Invisible dangers like toxic gas, pits of deadly bacteria, and radioactive waste are all too common ways to perish in strange bodies of water. Sometimes, a water's dangers are more visible as tourists and locals can see their intensely turbulent waves and currents that will flip, drown, and crush anything that dives in. Mother nature can be both awesome and absolutely terrifying to behold.
The luscious, green, fertile lands that surround Lake Kivu on the western cusp of Rwanda, Africa, could explode at any moment. When it does, it won't just be an explosion of water and debris, it will contain heavy pockets of carbon dioxide and methane.
The volcanic springs located on the outskirts pump these gasses into the water, where they linger below the surface. The bacteria that linger on the lake bottom also generate extreme amounts of methane to accompany the bacteria. While both locals and travelers can enjoy the flora and fauna that trail the lakeside, any disturbance could set off an explosion of gas, which would quickly engulf the area and suffocate everyone around it with noxious fumes.

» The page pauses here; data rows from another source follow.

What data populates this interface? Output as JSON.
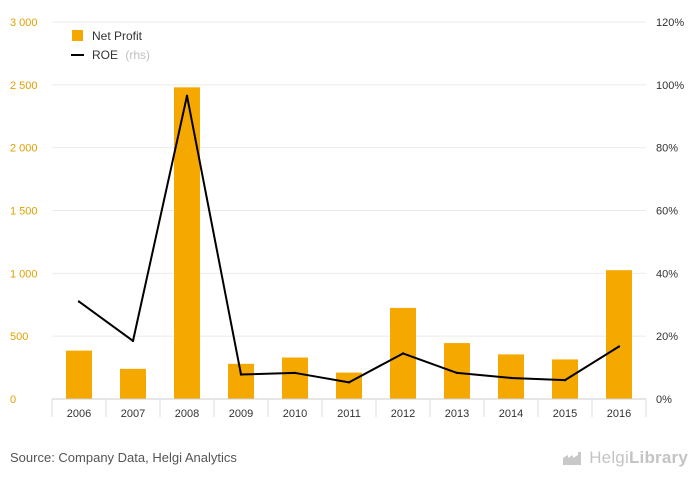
{
  "chart_data": {
    "type": "bar",
    "categories": [
      "2006",
      "2007",
      "2008",
      "2009",
      "2010",
      "2011",
      "2012",
      "2013",
      "2014",
      "2015",
      "2016"
    ],
    "series": [
      {
        "name": "Net Profit",
        "type": "bar",
        "axis": "left",
        "color": "#f5a800",
        "values": [
          385,
          240,
          2480,
          280,
          330,
          210,
          725,
          445,
          355,
          315,
          1025
        ]
      },
      {
        "name": "ROE",
        "legend_suffix": "(rhs)",
        "type": "line",
        "axis": "right",
        "color": "#000000",
        "values": [
          31,
          18.5,
          96.5,
          7.8,
          8.3,
          5.3,
          14.5,
          8.3,
          6.7,
          6.0,
          16.7
        ]
      }
    ],
    "y_left": {
      "ylim": [
        0,
        3000
      ],
      "ticks": [
        0,
        500,
        1000,
        1500,
        2000,
        2500,
        3000
      ],
      "tick_labels": [
        "0",
        "500",
        "1 000",
        "1 500",
        "2 000",
        "2 500",
        "3 000"
      ]
    },
    "y_right": {
      "ylim": [
        0,
        120
      ],
      "ticks": [
        0,
        20,
        40,
        60,
        80,
        100,
        120
      ],
      "tick_labels": [
        "0%",
        "20%",
        "40%",
        "60%",
        "80%",
        "100%",
        "120%"
      ]
    },
    "grid": true,
    "legend_position": "top-left"
  },
  "footer": {
    "source": "Source: Company Data, Helgi Analytics",
    "brand_light": "Helgi",
    "brand_bold": "Library"
  }
}
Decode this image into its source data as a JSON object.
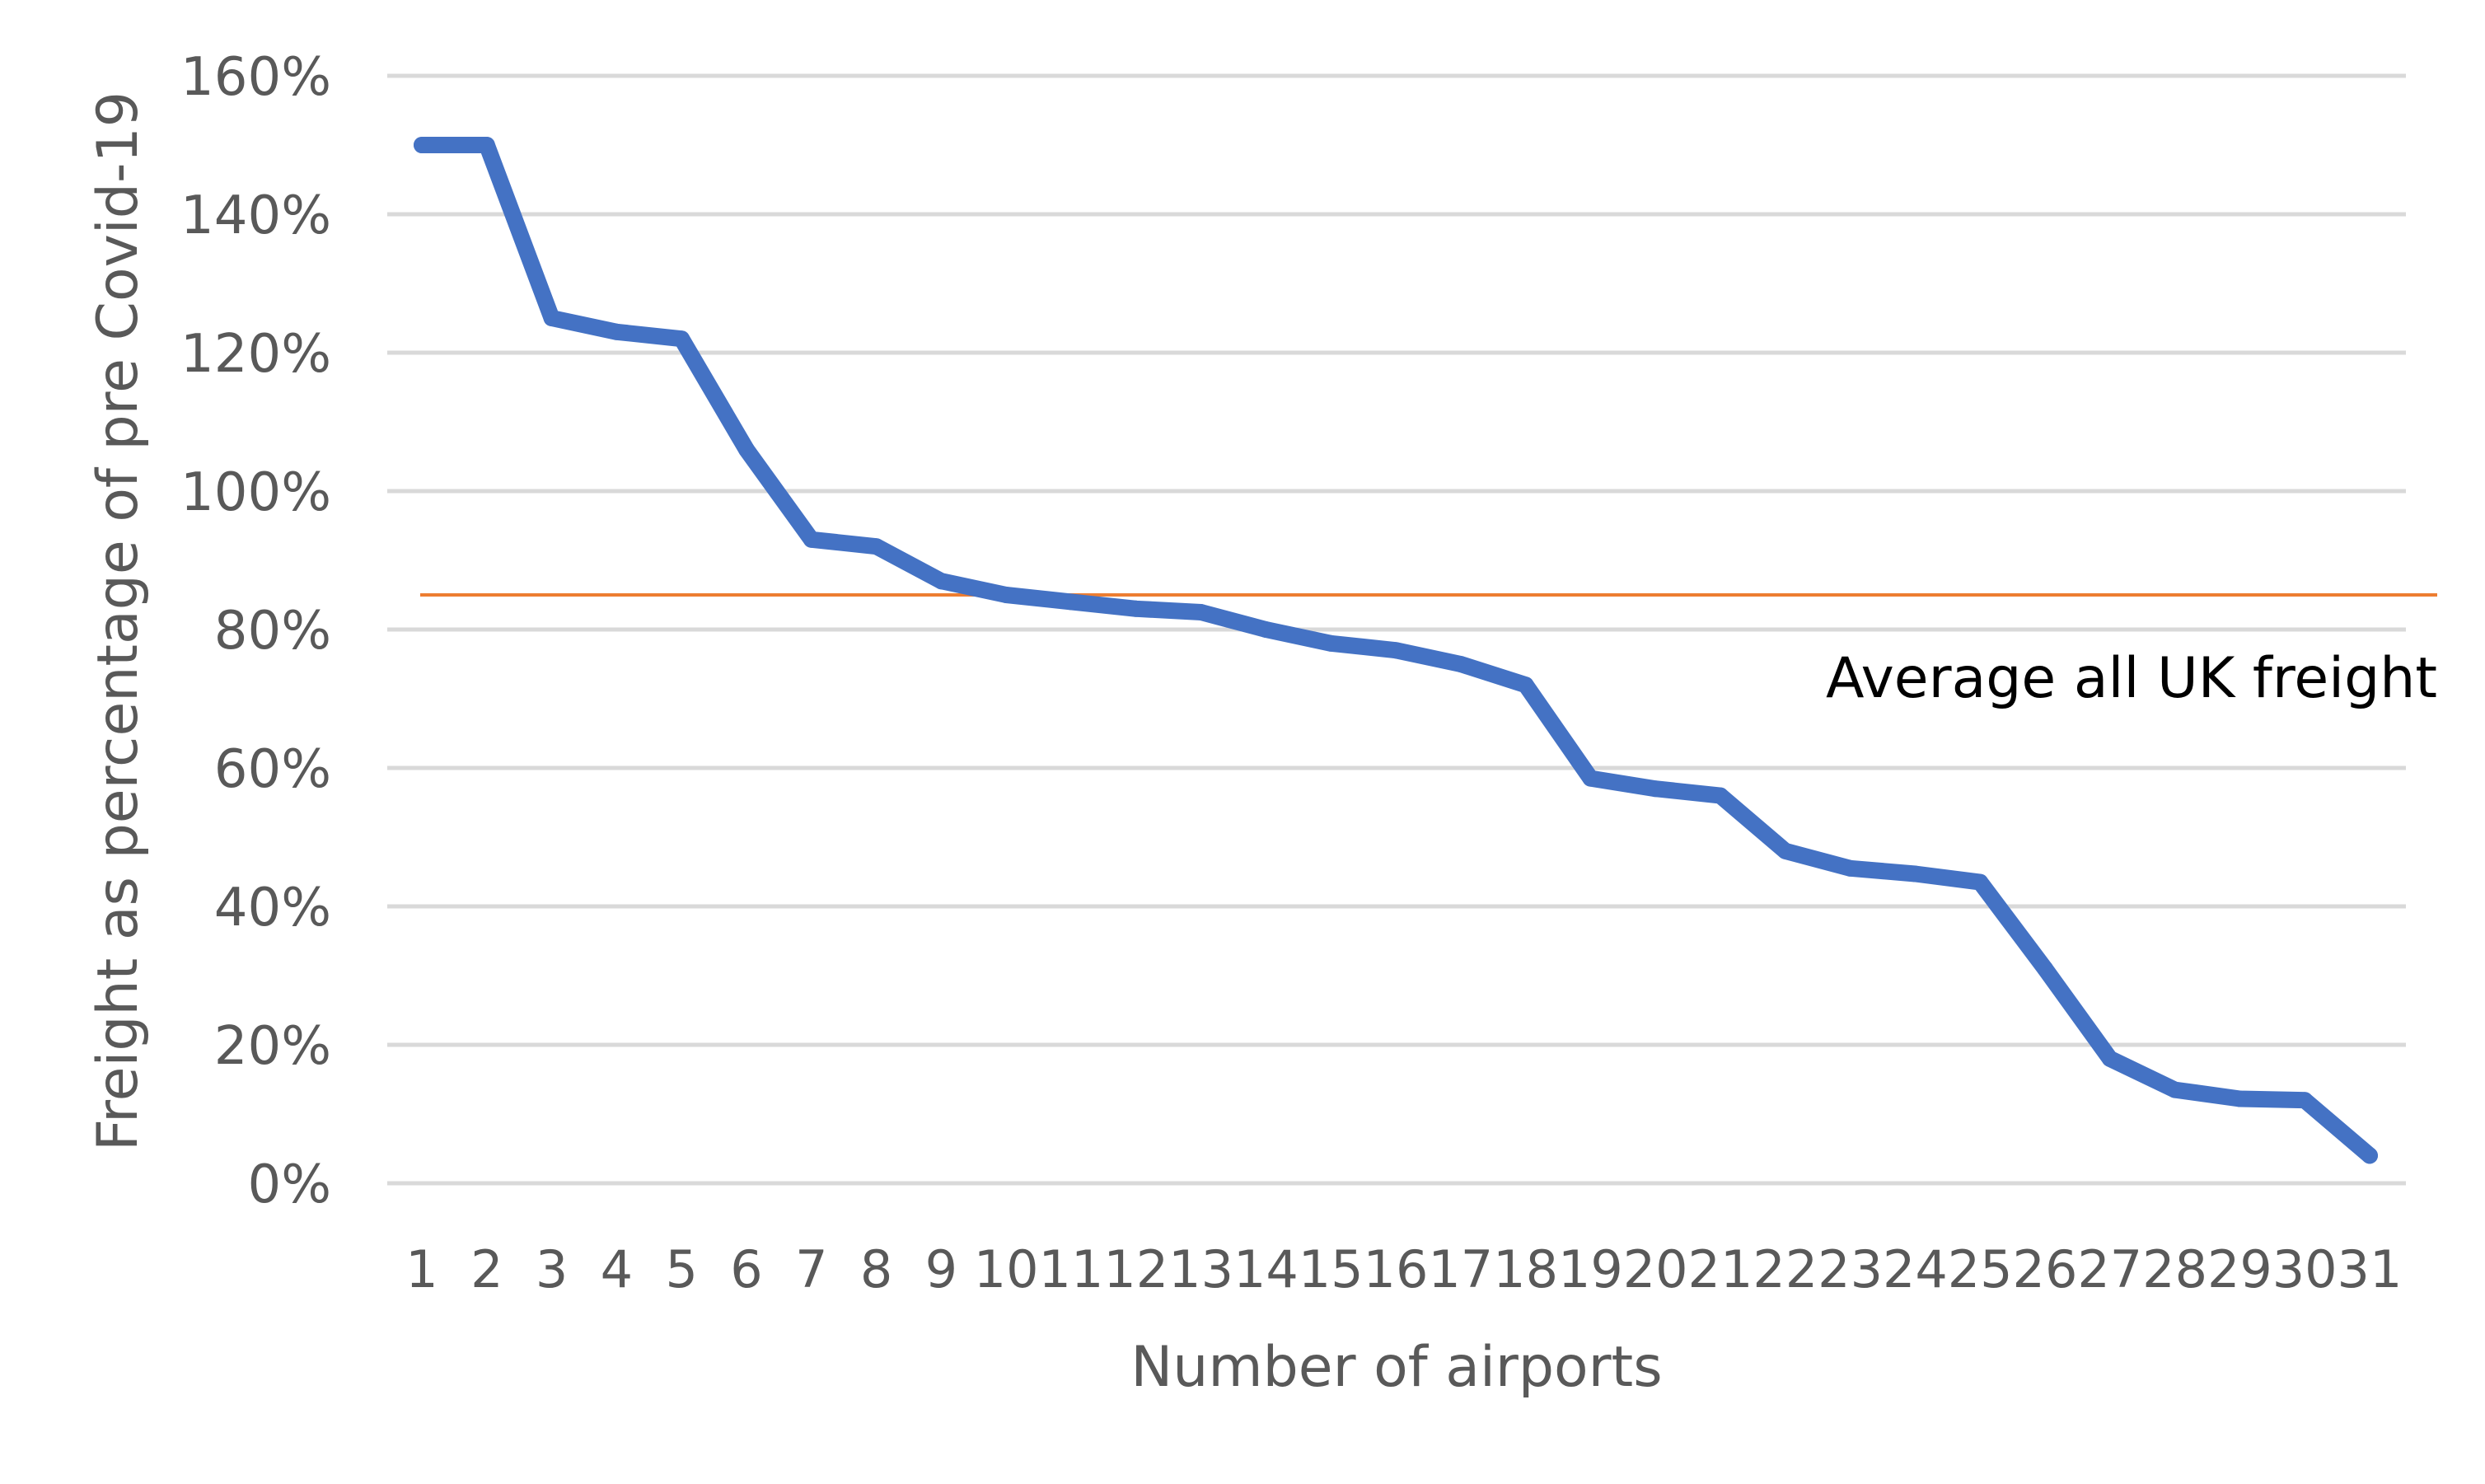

Eastern Russia is home to Lake Karachay. The mountains and waters of the lake might make for a scenic view, but the lake is so intensely polluted with radiation that spending time in it will literally cause a swimmer to perish.
Located in the southern part of the Ural Mountains and home to an abandoned 1940 Russian nuclear testing facility, the lake has funneled the blunt of that radioactivity into its waters. While the area is absolutely beautiful, it's no place for visitors looking for a relaxing evening with nature. It takes less than an hour in Lake Karachay to pummel visitors with over 600 roentgens of radiation.
Morne Trois Pitons National Park holds the waters of Dominica's Boiling Lake. They are always rumbling, furiously boiling and giving off extreme amounts of steam.
While the lake is seemingly normal and is actually quite beautiful - covered in cascading plants and water - there's one spot that raises concern. The top of Watt Mountain holds a basin that will result in serious burns - possibly fatal burns - if someone attempts to touch the boiling waters within. Its heat comes from its fiery depths that penetrate far below the crust of the Earth, trailing all the way down into its molten core.
The gigantic sinkhole that lingers in the waters of Belize was named the Great Blue Hole because of its topological makeup. While the hole seems like it would be a hotspot for divers, it's best that its venturers don't explore too deeply. Below the surface, past the sharks and coral, lies a layer of toxic hydrogen sulfide. Past the fatal layer, debris and bodies of divers rest in their watery grave.